Practically all agreed on the crisis of the hyper-presidential system that currently governs us and, the majority, that after attending to the reasons given, its causes were multiple and complex: the characteristics of the political regime, the design of the electoral system, poor regulation and problems of political parties. Fourteen of its 25 members expressed their predilection for an attenuated presidential system and four of them – except Patricia Politzer, all of the FA – for the parliamentary regime. It is worth saying that here the ideological and partisan guidelines were confused in such a way that udis, socialists and communists allowed themselves to be in the same block. Ten said they preferred bicameralism, although redefining the powers of each chamber, and seven would choose to move to a unicameral system. They all agreed on “the need for the discussions and agreements carried out within this Commission to be carried out in permanent coordination with other commissions of the Constitutional Convention, particularly with the Commission on Constitutional Principles, Democracy, Nationality and Citizenship; the Commission on State Form, Ordering, Autonomy, Decentralization, Equity, Territorial Justice, Local Governments and Fiscal Organization; and the Commission on Justice Systems, Autonomous Control Bodies and Constitutional Reform”.  The constitutional “organic” is advancing at a faster rate than the “dogmatic” one, and it is to be hoped that it will serve as an example. 

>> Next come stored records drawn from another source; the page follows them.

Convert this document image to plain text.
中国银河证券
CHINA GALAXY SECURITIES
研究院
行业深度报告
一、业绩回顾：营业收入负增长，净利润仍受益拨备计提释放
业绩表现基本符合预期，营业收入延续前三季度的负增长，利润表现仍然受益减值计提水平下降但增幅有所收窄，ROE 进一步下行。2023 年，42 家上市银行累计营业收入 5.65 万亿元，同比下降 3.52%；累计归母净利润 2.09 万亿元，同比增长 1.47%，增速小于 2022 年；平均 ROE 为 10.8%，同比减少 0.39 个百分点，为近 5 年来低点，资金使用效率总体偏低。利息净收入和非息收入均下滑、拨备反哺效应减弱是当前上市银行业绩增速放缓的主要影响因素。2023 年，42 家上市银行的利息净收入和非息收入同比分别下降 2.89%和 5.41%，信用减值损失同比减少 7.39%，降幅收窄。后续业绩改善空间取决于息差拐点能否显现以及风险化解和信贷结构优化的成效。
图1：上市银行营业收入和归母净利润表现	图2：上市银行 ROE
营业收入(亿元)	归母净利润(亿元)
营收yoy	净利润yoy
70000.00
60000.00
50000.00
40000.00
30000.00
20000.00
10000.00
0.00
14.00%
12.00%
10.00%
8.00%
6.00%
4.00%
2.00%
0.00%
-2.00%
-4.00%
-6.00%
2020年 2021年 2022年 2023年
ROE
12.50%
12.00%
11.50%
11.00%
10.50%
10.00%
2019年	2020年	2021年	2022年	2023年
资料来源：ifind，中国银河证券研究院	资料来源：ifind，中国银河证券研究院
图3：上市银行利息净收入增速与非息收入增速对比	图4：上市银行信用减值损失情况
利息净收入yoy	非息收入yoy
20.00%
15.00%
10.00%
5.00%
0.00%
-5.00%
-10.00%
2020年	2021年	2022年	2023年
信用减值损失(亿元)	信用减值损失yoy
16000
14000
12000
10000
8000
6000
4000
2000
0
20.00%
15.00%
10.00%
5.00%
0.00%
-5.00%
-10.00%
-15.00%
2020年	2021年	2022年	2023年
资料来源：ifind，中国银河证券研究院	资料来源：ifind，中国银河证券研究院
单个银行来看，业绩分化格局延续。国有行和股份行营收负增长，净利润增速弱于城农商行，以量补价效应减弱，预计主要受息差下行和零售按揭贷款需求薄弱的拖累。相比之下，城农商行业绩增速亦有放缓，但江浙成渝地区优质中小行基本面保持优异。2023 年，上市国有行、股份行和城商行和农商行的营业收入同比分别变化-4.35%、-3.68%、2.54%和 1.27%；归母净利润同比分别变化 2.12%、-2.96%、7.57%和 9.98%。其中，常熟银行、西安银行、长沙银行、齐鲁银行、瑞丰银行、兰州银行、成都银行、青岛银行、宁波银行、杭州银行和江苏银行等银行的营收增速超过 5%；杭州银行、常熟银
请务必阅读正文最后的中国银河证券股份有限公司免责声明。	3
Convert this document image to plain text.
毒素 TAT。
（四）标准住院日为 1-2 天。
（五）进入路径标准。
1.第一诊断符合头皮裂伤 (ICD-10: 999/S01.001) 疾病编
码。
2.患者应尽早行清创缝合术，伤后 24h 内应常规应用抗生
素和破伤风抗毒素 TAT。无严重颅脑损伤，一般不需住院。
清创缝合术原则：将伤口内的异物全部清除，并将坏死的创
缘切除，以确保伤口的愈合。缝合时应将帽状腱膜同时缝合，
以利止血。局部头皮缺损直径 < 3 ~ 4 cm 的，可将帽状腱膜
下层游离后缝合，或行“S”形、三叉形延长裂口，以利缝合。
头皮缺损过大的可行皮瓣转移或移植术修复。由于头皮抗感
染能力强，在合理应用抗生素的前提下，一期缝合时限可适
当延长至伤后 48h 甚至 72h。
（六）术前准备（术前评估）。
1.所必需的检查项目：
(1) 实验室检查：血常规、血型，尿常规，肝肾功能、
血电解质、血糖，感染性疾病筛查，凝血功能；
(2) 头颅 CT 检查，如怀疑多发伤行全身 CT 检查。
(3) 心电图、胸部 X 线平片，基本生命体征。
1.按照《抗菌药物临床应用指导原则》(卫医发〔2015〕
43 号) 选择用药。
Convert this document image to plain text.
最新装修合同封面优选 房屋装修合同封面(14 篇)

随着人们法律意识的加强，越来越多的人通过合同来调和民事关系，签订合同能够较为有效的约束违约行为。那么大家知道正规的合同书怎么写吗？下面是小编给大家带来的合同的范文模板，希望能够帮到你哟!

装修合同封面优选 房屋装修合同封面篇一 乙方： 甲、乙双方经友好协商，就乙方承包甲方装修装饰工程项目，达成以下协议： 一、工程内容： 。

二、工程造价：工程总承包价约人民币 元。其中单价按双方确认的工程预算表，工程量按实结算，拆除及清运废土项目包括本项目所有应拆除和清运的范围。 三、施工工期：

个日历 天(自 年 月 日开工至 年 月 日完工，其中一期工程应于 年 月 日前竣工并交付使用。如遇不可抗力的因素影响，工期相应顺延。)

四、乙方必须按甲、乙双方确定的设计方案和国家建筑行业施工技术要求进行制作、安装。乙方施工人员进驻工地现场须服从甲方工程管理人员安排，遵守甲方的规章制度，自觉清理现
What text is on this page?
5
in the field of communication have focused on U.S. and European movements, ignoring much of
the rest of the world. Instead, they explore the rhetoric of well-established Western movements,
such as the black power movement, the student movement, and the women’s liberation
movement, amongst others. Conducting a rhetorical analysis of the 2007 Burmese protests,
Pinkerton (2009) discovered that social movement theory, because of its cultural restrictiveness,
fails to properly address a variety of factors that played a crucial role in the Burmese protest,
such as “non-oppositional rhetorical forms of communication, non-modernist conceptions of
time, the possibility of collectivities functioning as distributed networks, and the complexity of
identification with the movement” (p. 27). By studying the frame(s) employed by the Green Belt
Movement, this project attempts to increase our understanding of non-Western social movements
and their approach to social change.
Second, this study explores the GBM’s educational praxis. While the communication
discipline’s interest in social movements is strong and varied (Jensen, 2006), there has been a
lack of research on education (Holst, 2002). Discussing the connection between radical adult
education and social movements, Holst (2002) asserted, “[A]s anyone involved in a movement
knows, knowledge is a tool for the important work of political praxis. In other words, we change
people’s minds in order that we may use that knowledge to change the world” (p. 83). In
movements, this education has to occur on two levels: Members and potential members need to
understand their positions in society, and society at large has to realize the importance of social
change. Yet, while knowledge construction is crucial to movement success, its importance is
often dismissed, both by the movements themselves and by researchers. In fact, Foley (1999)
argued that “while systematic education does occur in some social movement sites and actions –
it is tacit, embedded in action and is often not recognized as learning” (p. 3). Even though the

On Friday, the Human Rights Commission, the only one of the installation period that did not contribute rules to the Regulations, presented its conclusions – Report of Historical Truth, Integral Reparation and Guarantees of Non-Repetition – in a ceremony that took place in the hemicycle. Daniela Millaleo sang and danced the collective Cueca Sola. Several of the organizations that the commission listened to while it was in operation were present: victims of the dictatorship, defenders of nature and the environment, exponents of indigenous peoples and Afro-descendant tribals and victims of human rights violations during the outbreak. Senator-elect Fabiola Campillai and also a representative of the trans sex workers union Amanda Jofré spoke. He closed his coordinator, Roberto Celedón, who among other things said that this had been one of the most beautiful jobs of his life. The emotion of pain and debt reigned. All that history from which this process starts, not to forget, but hopefully to overcome.
It is quite clear that the tasks of the next table will be essentially two: internal coordination, that is, the ability to unite majority wills to build norms that must be approved by 2/3 of the conventional ones, and generate an institutional spokesperson, capable of representing the bulk of the Convention by establishing a complicit and broad dialogue with the citizens, attentive to its undeniable diversity, capable of representing it in those common and increasingly democratizing minimums that the vast majority expect from the agreement that will govern us in the coming decades. We must not forget that the Constitutional Convention will offer the country a draft Constitution, which must be approved before it begins to take effect.